As such, when the parents have only one child, all their control focuses on him/her, whereas if they have many, they will choose one of them - the one they identify the most with - marking their preference on that a child to the detriment of the others. These parents need to create alliances to maintain their control, in order to have any of their children on their side, or to cover their own shortcomings or not relive situations they experienced at a given time. Of course, there are also parents who, under these circumstances, have proceeded in the opposite way, trying not to repeat their childhood experiences with their children, acting as a positive role model for their children's lives, breaking the cycle of abuse they were subject to.
 
Many times, when children are adults, the parents put themselves in a position of victim to generate feelings of guilt in them; considering them as children, we refuse to accept that they are adults who have control over their lives and, therefore, over the choices they make. This is much more noticeable when our children decide to start a family; the situation becomes more complicated because usually the partner of their choice is not to our liking, then we meddle in how to do the housecleaning, how they should prepare food, raise their children, because we consider that we must take control of a situation that we feel they cannot take over or we just look for uncomfortable situations, and by being selfish, we boycott the happiness of our children making them totally dependent on us.
 
Therefore, the children of emotionally abusive and manipulative parents, usually experience difficulties in their relationships with others in adulthood, particularly with their partners, because they always tend to reach the required standards expected by their parents and that were never reached, or they permanently seek their approval.
 
That is why, as caring and loving parents, we must think about our daily attitudes, our everyday actions and analyze what kind of parents we are, what we expect from our children and how we propose they make their traveling through life.  And if recognize ourselves in these situations, even if we do not always get to face our parent, delaying to address the situation, we must think that a first form of protection is to keep distance from it to try to break the tie and cut this vicious circle. That way, we will avoid repeating the same erroneous patterns of behavior on our children that our parents did to us and, if we have repeated them, because we are not perfect and nobody teaches us to be parents, may the love for our children allow us to reverse the situation by acknowledging that our children are the most precious gift that nature can offer and it is our responsibility to make them to be the best persons they can be, recognizing their strengths and weaknesses, as unique and individual human beings… as Khalil Gibran said:

Your children are not your children.
They are the sons and daughters of Life's longing for itself.
They come through you but not from you,
And though they are with you yet they belong not to you.

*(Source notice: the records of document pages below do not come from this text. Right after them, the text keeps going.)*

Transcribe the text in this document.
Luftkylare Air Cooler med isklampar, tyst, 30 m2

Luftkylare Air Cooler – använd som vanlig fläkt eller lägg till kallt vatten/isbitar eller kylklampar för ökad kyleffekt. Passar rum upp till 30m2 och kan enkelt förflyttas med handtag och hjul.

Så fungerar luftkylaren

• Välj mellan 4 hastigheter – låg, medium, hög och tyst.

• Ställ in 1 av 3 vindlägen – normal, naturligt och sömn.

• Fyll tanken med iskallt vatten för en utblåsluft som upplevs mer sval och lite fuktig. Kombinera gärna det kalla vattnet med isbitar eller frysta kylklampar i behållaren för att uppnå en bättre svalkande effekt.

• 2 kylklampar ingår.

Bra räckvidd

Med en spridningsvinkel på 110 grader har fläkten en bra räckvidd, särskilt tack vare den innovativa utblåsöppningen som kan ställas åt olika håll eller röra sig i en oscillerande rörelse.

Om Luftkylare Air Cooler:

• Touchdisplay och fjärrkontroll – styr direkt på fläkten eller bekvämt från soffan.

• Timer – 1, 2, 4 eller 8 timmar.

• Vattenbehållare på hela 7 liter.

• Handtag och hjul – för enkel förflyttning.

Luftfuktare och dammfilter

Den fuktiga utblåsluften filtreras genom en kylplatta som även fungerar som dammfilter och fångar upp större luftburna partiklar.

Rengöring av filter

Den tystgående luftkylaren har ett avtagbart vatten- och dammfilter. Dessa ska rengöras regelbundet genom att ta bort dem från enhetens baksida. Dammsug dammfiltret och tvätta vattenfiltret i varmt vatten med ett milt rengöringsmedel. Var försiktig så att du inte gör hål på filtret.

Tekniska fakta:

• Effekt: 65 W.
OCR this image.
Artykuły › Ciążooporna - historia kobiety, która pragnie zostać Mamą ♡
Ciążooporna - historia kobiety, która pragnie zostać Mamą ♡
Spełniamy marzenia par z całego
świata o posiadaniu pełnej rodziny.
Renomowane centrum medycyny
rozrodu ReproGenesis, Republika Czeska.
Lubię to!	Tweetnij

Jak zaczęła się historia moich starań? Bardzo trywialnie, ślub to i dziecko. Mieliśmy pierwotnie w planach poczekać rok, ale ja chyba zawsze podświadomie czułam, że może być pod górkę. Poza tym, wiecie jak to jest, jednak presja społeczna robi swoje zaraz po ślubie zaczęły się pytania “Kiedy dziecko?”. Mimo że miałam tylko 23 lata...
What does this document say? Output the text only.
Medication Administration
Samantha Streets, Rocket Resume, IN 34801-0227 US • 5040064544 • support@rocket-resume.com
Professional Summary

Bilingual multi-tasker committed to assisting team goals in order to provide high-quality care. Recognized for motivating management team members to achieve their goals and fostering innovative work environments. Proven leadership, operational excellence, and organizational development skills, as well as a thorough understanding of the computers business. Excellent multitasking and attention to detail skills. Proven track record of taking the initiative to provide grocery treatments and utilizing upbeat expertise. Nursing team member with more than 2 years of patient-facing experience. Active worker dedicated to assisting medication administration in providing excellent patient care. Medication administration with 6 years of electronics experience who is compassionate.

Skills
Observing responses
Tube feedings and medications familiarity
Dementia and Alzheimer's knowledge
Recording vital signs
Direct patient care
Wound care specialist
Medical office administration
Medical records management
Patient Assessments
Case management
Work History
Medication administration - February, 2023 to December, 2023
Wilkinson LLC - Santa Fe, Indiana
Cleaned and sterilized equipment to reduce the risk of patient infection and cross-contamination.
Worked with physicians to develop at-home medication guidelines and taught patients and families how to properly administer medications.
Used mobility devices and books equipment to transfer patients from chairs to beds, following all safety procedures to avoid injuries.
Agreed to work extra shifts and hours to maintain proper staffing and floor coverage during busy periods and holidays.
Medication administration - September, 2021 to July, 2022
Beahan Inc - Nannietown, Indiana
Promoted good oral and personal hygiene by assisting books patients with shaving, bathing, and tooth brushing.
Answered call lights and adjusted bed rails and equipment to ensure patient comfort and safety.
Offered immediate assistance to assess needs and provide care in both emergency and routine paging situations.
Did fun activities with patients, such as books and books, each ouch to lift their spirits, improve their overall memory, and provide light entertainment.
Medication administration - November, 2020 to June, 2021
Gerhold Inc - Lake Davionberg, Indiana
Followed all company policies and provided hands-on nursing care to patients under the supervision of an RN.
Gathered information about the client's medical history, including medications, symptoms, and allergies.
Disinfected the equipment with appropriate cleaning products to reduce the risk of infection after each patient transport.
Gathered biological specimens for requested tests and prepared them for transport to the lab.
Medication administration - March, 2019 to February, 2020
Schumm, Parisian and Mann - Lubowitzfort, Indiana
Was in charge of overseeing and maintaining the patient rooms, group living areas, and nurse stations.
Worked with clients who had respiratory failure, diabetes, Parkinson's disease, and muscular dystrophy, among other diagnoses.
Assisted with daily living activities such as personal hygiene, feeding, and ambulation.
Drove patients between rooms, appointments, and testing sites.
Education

You may give them your love but not your thoughts, 
For they have their own thoughts.
You may house their bodies but not their souls,
For their souls dwell in the house of tomorrow, 
which you cannot visit, not even in your dreams.
You may strive to be like them, 
but seek not to make them like you.
For life goes not backward nor tarries with yesterday.

You are the bows from which your children
as living arrows are sent forth.
The archer sees the mark upon the path of the infinite, 
and He bends you with His might 
that His arrows may go swift and far.
Let your bending in the archer's hand be for gladness;
For even as He loves the arrow that flies, 
so He loves also the bow that is stable.